Es gab allerdings auch einige Stellen im Buch, da konnte ich ihre Handlungen oder ihre Gedanken nicht ganz nachvollziehen. Auf der einen Seite ist sie ein Mädchen, dass manche Dinge vehement hinterfragt, andererseits nimmt sie einiges, was hinterfragt erden sollte, einfach so hin oder lässt es auf sich zukommen. Das hat ihrer Nachvollziehbarkeit bzw. ihrer Authentizität an einigen Stellen einen Abbruch getan, der mich wirklich gestört hat.

Die Liga des Scarlet Pimpernel hat mir charakterlich auch gut gefallen. Es war eine bunt gemischte Truppe, was eine gute Dynamik zu folge hatte.
Was den „Chef“ betrifft, so bin ich mir jetzt, einige Zeit nach Beenden des Buches, immer noch nicht sicher, was ich von ihm halten soll. Einerseits wähnt er Eleanor in Sicherheit, braucht sie unbedingt und setzt Himmel und Hölle für sie in Bewegung, andererseits bringt er sie in vermeidbare Situationen, lässt sie im Dunkeln und auch mal völlig im Stich. Seine Handlungen werden von Eleanor nur teilweise hinterfragt, was wirklich etwas auf die Nerven schlägt.

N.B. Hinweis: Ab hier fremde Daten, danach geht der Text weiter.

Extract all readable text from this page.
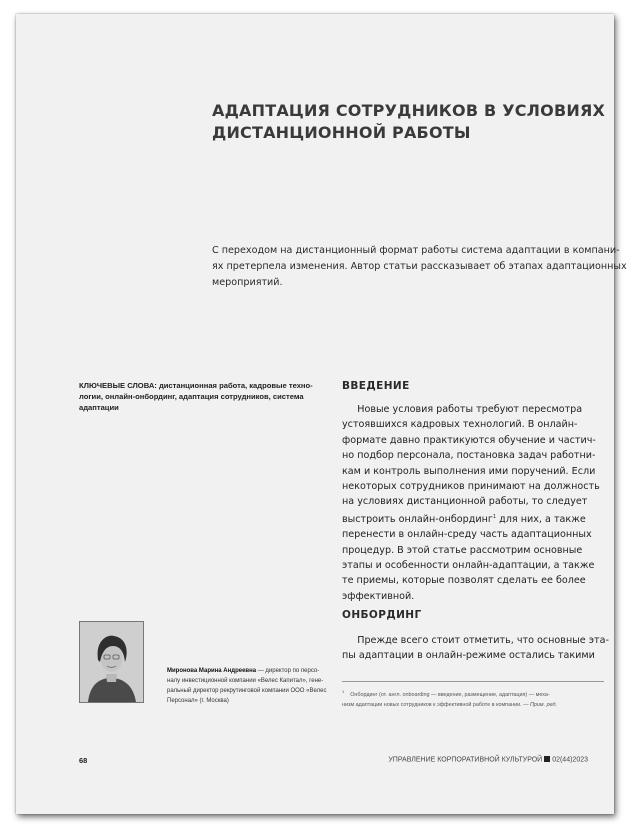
АДАПТАЦИЯ СОТРУДНИКОВ В УСЛОВИЯХ
ДИСТАНЦИОННОЙ РАБОТЫ
С переходом на дистанционный формат работы система адаптации в компани-
ях претерпела изменения. Автор статьи рассказывает об этапах адаптационных
мероприятий.
КЛЮЧЕВЫЕ СЛОВА: дистанционная работа, кадровые техно-
логии, онлайн-онбординг, адаптация сотрудников, система
адаптации
ВВЕДЕНИЕ
Новые условия работы требуют пересмотра
устоявшихся кадровых технологий. В онлайн-
формате давно практикуются обучение и частич-
но подбор персонала, постановка задач работни-
кам и контроль выполнения ими поручений. Если
некоторых сотрудников принимают на должность
на условиях дистанционной работы, то следует
выстроить онлайн-онбординг$^1$ для них, а также
перенести в онлайн-среду часть адаптационных
процедур. В этой статье рассмотрим основные
этапы и особенности онлайн-адаптации, а также
те приемы, которые позволят сделать ее более
эффективной.
ОНБОРДИНГ
Прежде всего стоит отметить, что основные эта-
пы адаптации в онлайн-режиме остались такими
Миронова Марина Андреевна — директор по персо-
налу инвестиционной компании «Велес Капитал», гене-
ральный директор рекрутинговой компании ООО «Велес
Персонал» (г. Москва)
$^1$    Онбординг (от. англ. onboarding — введение, размещение, адаптация) — меха-
низм адаптации новых сотрудников к эффективной работе в компании. — Прим. ред.
68	УПРАВЛЕНИЕ КОРПОРАТИВНОЙ КУЛЬТУРОЙ 02(44)2023
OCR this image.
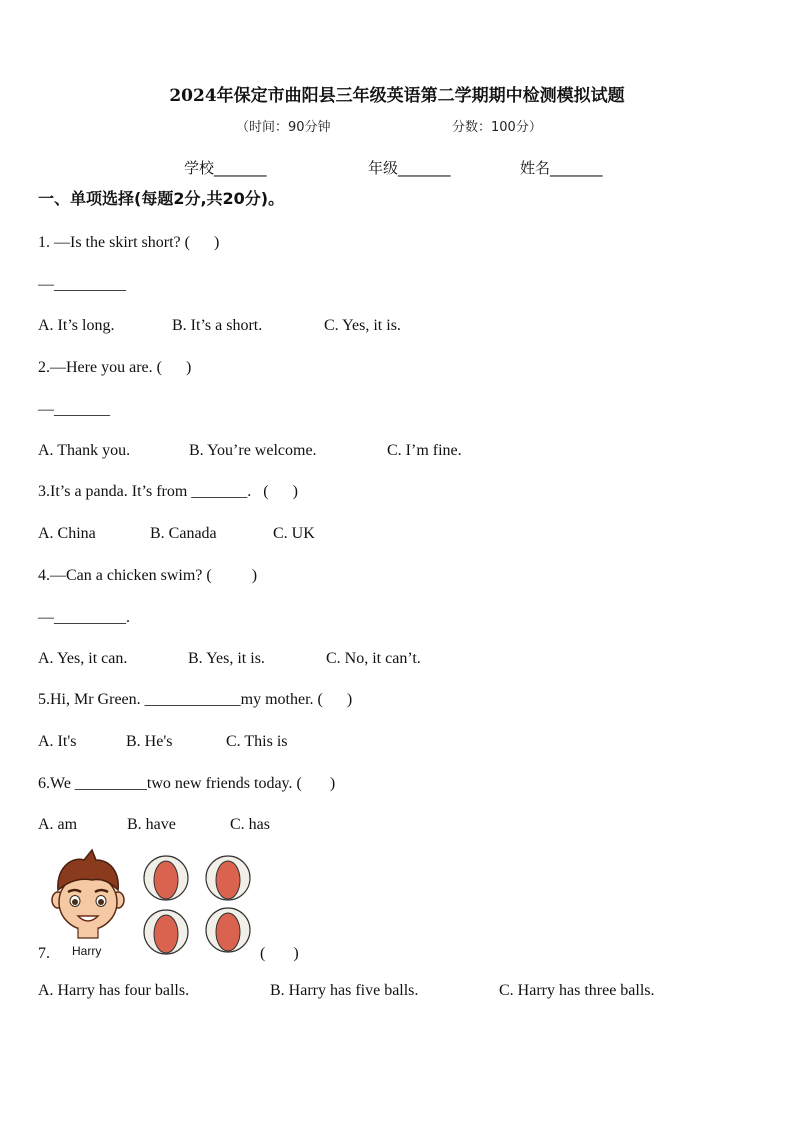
2024年保定市曲阳县三年级英语第二学期期中检测模拟试题
（时间：90分钟	分数：100分）
学校_______	年级_______	姓名_______
一、单项选择(每题2分,共20分)。
1. —Is the skirt short? (      )
—_________
A. It’s long.	B. It’s a short.	C. Yes, it is.
2.—Here you are. (      )
—_______
A. Thank you.	B. You’re welcome.	C. I’m fine.
3.It’s a panda. It’s from _______.   (      )
A. China	B. Canada	C. UK
4.—Can a chicken swim? (          )
—_________.
A. Yes, it can.	B. Yes, it is.	C. No, it can’t.
5.Hi, Mr Green. ____________my mother. (      )
A. It's	B. He's	C. This is
6.We _________two new friends today. (       )
A. am	B. have	C. has
7. Harry	(       )
A. Harry has four balls.	B. Harry has five balls.	C. Harry has three balls.
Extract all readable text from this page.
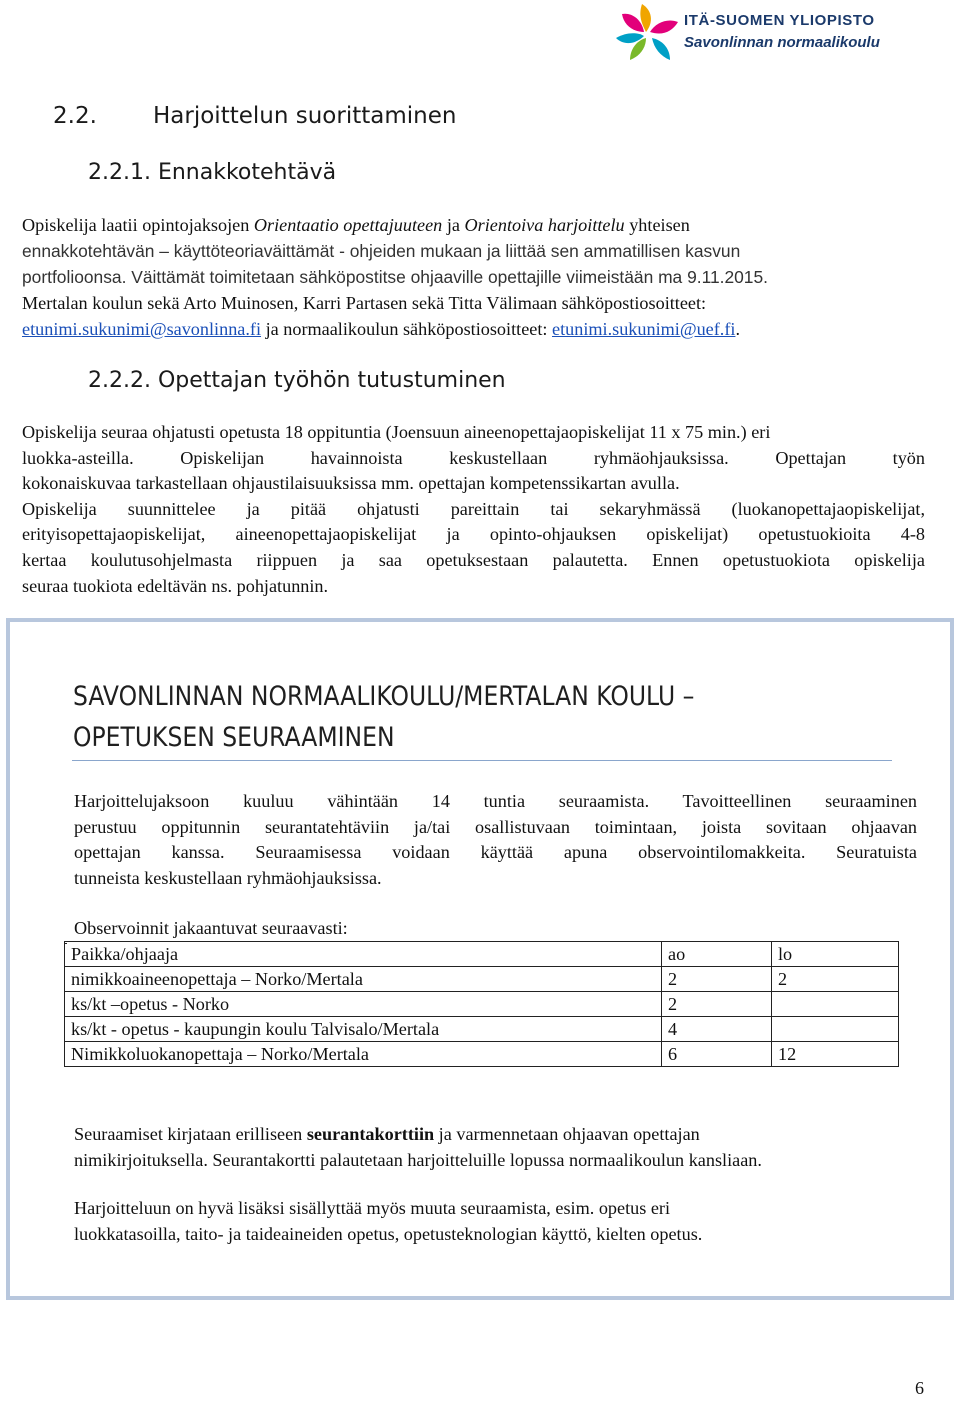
ITÄ-SUOMEN YLIOPISTO
Savonlinnan normaalikoulu
2.2. Harjoittelun suorittaminen
2.2.1. Ennakkotehtävä
Opiskelija laatii opintojaksojen Orientaatio opettajuuteen ja Orientoiva harjoittelu yhteisen
ennakkotehtävän – käyttöteoriaväittämät - ohjeiden mukaan ja liittää sen ammatillisen kasvun
portfolioonsa. Väittämät toimitetaan sähköpostitse ohjaaville opettajille viimeistään ma 9.11.2015.
Mertalan koulun sekä Arto Muinosen, Karri Partasen sekä Titta Välimaan sähköpostiosoitteet:
etunimi.sukunimi@savonlinna.fi ja normaalikoulun sähköpostiosoitteet: etunimi.sukunimi@uef.fi.
2.2.2. Opettajan työhön tutustuminen
Opiskelija seuraa ohjatusti opetusta 18 oppituntia (Joensuun aineenopettajaopiskelijat 11 x 75 min.) eri
luokka-asteilla. Opiskelijan havainnoista keskustellaan ryhmäohjauksissa. Opettajan työn
kokonaiskuvaa tarkastellaan ohjaustilaisuuksissa mm. opettajan kompetenssikartan avulla.
Opiskelija suunnittelee ja pitää ohjatusti pareittain tai sekaryhmässä (luokanopettajaopiskelijat,
erityisopettajaopiskelijat, aineenopettajaopiskelijat ja opinto-ohjauksen opiskelijat) opetustuokioita 4-8
kertaa koulutusohjelmasta riippuen ja saa opetuksestaan palautetta. Ennen opetustuokiota opiskelija
seuraa tuokiota edeltävän ns. pohjatunnin.
SAVONLINNAN NORMAALIKOULU/MERTALAN KOULU –
OPETUKSEN SEURAAMINEN
Harjoittelujaksoon kuuluu vähintään 14 tuntia seuraamista. Tavoitteellinen seuraaminen
perustuu oppitunnin seurantatehtäviin ja/tai osallistuvaan toimintaan, joista sovitaan ohjaavan
opettajan kanssa. Seuraamisessa voidaan käyttää apuna observointilomakkeita. Seuratuista
tunneista keskustellaan ryhmäohjauksissa.
Observoinnit jakaantuvat seuraavasti:
Paikka/ohjaaja	ao	lo
nimikkoaineenopettaja – Norko/Mertala	2	2
ks/kt –opetus - Norko	2	
ks/kt - opetus - kaupungin koulu Talvisalo/Mertala	4	
Nimikkoluokanopettaja – Norko/Mertala	6	12
Seuraamiset kirjataan erilliseen seurantakorttiin ja varmennetaan ohjaavan opettajan
nimikirjoituksella. Seurantakortti palautetaan harjoitteluille lopussa normaalikoulun kansliaan.
Harjoitteluun on hyvä lisäksi sisällyttää myös muuta seuraamista, esim. opetus eri
luokkatasoilla, taito- ja taideaineiden opetus, opetusteknologian käyttö, kielten opetus.
6
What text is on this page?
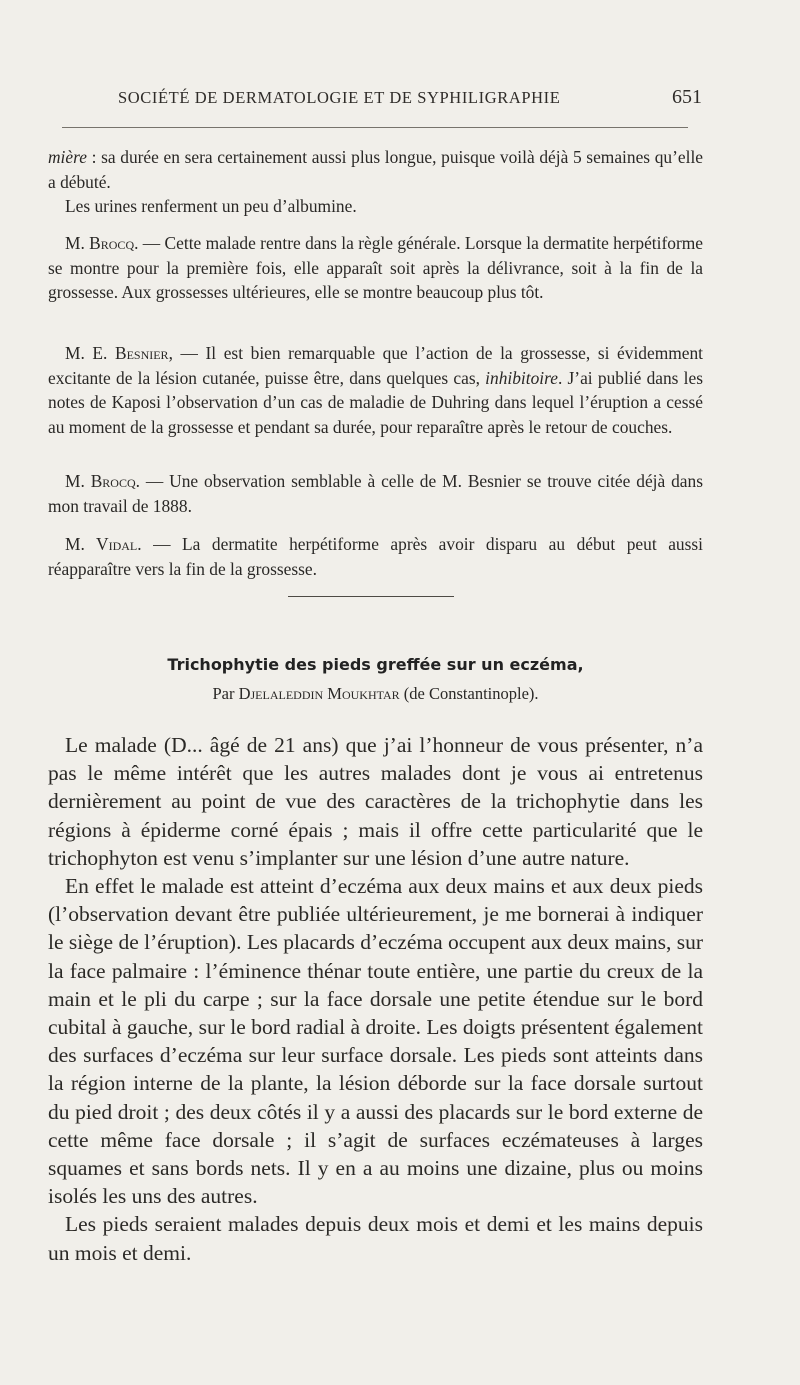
SOCIÉTÉ DE DERMATOLOGIE ET DE SYPHILIGRAPHIE	651

mière : sa durée en sera certainement aussi plus longue, puisque voilà déjà 5 semaines qu’elle a débuté.

Les urines renferment un peu d’albumine.

M. Brocq. — Cette malade rentre dans la règle générale. Lorsque la dermatite herpétiforme se montre pour la première fois, elle apparaît soit après la délivrance, soit à la fin de la grossesse. Aux grossesses ultérieures, elle se montre beaucoup plus tôt.

M. E. Besnier, — Il est bien remarquable que l’action de la grossesse, si évidemment excitante de la lésion cutanée, puisse être, dans quelques cas, inhibitoire. J’ai publié dans les notes de Kaposi l’observation d’un cas de maladie de Duhring dans lequel l’éruption a cessé au moment de la grossesse et pendant sa durée, pour reparaître après le retour de couches.

M. Brocq. — Une observation semblable à celle de M. Besnier se trouve citée déjà dans mon travail de 1888.

M. Vidal. — La dermatite herpétiforme après avoir disparu au début peut aussi réapparaître vers la fin de la grossesse.

Trichophytie des pieds greffée sur un eczéma,
Par Djelaleddin Moukhtar (de Constantinople).

Le malade (D... âgé de 21 ans) que j’ai l’honneur de vous présenter, n’a pas le même intérêt que les autres malades dont je vous ai entretenus dernièrement au point de vue des caractères de la trichophytie dans les régions à épiderme corné épais ; mais il offre cette particularité que le trichophyton est venu s’implanter sur une lésion d’une autre nature.

En effet le malade est atteint d’eczéma aux deux mains et aux deux pieds (l’observation devant être publiée ultérieurement, je me bornerai à indiquer le siège de l’éruption). Les placards d’eczéma occupent aux deux mains, sur la face palmaire : l’éminence thénar toute entière, une partie du creux de la main et le pli du carpe ; sur la face dorsale une petite étendue sur le bord cubital à gauche, sur le bord radial à droite. Les doigts présentent également des surfaces d’eczéma sur leur surface dorsale. Les pieds sont atteints dans la région interne de la plante, la lésion déborde sur la face dorsale surtout du pied droit ; des deux côtés il y a aussi des placards sur le bord externe de cette même face dorsale ; il s’agit de surfaces eczémateuses à larges squames et sans bords nets. Il y en a au moins une dizaine, plus ou moins isolés les uns des autres.

Les pieds seraient malades depuis deux mois et demi et les mains depuis un mois et demi.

Die Handlung als solche war für mich gut nachvollziehbar und vom Aufbau her auch logisch. Hin und wieder hat es sich gezogen. Die fehlende Dynamik im Mittelteil macht aber das letzte Drittel wieder wett. Hier geht es drunter und drüber und es passier wirklich viel. Fast schon zu viel.
Den Handlungsstrang rund um Marie Antoinette konnte ich nur bedingt nachvollziehen, sehe allerdings noch Chancen für die Fortsetzung hier anzuknüpfen.
Der Antagonist hat mir richtig gut gefallen, denn er ist ein Bösewicht mit Prinzipien. Er ist nicht einfach „böse“, sondern kämpft für etwas völlig nachvollziehbares, nämlich das Recht auf Gleichberechtigung. Man könnte hier ganz philosophisch fragen, ob er wirklich der Antagonist ist oder ob das nicht eher die Liga ist. Dieses Fass möchte ich aber nicht aufmachen.
Mit Anima gewinnt die Geschichte eine weitere Dimension und bietet mit einer weiteren Spezies auch wieder schönes ausbaufähiges Material für eine Fortsetzung.
Die sich anbahnende Lovestory ist für mich etwas paradox, weil ich sie einerseits schon fühle, andererseits aber auch gar nicht. Es wirkt irgendwie alles sehr schnell und gerade auf den letzten Seiten sehr gewollt. Irgendwo kann ich die Anziehung aber auch nachvollziehen. Ich würde für mich. Einfach folgenden Beziehungsstatus vergeben: Es ist kompliziert!

Summa Summarum ist es eine solide historische Fantasygeschichte. Sie hat ihre Stärken, sie hat aber auch ihre Schwächen, was ich aber voll okay finde. Es ist ein Buch, was man schön zwischendurch lesen kann, was unterhält und was gleichzeitig Geschichte etwas greifbarer macht. Man merkt, dass es sich hierbei um den ersten Teil einer Reihe handelt und ich bin wirklich sehr gespannt auf das, was uns da noch erwartet!